Democratic Senate leader Senator Harry Reid last week announced that he opposed legislation key to a trans-Pacific trade pact. That agreement is arguably the most important part of Obama's effort to step up US engagement in Asia.
Since Obama rolled out the policy, most attention has been on the military aspect, billed as a rebalance of US priorities after a decade of costly wars in Afghanistan and Iraq.
But officials have increasingly stressed that the shift is about more than military might, saying it would cement US stature as the pre-eminent Asia-Pacific power as China grows in strength, and capitalise on the region's rapid economic growth.
Hence the importance of the Trans-Pacific Partnership, a free-trade agreement being negotiated by 12 nations that account for 40 per cent of global gross domestic product.
Obama's Asia policy has been welcomed by countries leery of China's rise and territorial claims. During the president's first term, the US made headway in beefing up old alliances with nations like the Philippines, forging deeper ties with Indonesia and Vietnam, and befriending former pariah state Myanmar.
There were missteps. Rancorous politics at home forced Obama to withdraw from the East Asia Summit last autumn, raising some questions about his commitment to the region. New military deployments - a few hundred marines in Australia, new warships rotated through Singapore - have fuelled Chinese accusations of a US policy of containment while making little impact on regional security.
In Obama's state-of-the-union address last week, he urged both parties in Congress to back the partnership, saying it would open new markets and create American jobs.

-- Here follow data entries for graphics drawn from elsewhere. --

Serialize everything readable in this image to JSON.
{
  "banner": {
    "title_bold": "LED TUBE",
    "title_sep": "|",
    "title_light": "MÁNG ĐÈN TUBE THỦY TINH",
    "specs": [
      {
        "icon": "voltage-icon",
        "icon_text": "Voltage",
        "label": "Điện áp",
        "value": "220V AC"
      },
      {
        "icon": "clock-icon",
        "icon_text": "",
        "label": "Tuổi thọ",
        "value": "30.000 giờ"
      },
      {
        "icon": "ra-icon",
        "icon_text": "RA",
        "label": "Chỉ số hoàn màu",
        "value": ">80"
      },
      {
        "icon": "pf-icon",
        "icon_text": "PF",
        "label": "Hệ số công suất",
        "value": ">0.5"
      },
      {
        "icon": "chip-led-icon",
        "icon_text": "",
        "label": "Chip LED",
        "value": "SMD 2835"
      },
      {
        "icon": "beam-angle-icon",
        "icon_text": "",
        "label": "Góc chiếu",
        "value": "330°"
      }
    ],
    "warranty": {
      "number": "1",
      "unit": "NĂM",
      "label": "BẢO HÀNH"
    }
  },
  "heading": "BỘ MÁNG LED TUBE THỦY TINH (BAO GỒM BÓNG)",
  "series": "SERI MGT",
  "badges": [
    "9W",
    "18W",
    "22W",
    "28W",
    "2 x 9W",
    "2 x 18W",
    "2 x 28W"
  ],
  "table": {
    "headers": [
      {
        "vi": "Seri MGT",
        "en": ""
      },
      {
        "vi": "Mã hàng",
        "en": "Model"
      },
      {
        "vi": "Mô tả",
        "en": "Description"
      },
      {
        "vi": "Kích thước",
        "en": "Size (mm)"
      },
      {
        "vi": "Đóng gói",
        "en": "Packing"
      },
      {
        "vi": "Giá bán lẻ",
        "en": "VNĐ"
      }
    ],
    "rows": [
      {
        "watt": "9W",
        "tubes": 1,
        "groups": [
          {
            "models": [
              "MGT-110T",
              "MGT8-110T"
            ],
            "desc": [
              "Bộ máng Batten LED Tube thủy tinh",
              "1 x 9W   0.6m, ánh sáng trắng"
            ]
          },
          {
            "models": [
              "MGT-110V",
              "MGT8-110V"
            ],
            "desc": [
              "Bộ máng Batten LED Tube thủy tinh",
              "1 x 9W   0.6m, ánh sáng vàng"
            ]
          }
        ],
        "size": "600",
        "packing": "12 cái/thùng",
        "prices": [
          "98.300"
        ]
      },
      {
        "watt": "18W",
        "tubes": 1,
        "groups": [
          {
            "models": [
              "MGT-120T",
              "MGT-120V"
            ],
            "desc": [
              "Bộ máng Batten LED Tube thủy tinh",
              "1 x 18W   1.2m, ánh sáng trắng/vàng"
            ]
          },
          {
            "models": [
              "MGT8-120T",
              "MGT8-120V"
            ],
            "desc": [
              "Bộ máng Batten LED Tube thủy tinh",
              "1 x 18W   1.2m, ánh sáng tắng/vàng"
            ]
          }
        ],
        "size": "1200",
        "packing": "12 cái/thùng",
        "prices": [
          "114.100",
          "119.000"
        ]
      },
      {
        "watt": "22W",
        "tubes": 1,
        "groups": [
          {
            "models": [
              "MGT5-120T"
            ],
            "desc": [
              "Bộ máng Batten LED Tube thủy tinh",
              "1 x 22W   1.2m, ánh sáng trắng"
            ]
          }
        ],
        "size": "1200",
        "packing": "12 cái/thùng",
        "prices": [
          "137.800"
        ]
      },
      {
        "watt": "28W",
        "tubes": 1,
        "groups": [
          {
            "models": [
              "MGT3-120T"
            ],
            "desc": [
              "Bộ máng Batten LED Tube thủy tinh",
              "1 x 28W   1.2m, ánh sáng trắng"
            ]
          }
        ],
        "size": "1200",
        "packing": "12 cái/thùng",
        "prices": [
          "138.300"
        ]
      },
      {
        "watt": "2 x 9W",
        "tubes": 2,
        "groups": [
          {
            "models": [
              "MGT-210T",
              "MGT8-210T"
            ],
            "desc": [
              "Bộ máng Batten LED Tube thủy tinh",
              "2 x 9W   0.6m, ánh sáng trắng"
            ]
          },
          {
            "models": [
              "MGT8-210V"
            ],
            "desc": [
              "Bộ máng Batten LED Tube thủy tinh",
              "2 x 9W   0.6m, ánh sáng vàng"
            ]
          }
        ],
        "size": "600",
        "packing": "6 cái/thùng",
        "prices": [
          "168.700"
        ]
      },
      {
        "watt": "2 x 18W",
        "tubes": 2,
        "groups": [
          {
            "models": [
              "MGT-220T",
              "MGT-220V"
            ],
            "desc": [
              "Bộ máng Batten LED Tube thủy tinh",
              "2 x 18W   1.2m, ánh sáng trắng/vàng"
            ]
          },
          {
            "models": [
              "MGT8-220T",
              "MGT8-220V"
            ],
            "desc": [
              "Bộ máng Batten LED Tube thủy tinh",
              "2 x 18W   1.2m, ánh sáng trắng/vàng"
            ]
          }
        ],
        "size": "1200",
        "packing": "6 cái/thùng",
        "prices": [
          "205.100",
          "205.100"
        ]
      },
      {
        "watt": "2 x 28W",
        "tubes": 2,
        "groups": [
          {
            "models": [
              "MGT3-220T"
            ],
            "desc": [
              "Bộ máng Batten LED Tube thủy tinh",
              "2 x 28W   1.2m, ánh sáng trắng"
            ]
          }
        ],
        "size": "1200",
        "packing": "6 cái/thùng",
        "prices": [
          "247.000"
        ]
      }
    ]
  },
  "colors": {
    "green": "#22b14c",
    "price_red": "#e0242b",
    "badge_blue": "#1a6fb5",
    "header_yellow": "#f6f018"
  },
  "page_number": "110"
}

But many of his fellow Democrats oppose trade deals negotiated by the administration that demand a simple yes-or-no vote, without the ability to make any changes. Reid said last week he opposed fast-track deals and that lawmakers should not push for them now, making it possible that legislation introduced three weeks ago will founder.
Many in the party side with unions in opposing lowered trade barriers, fearing job losses from increased competition.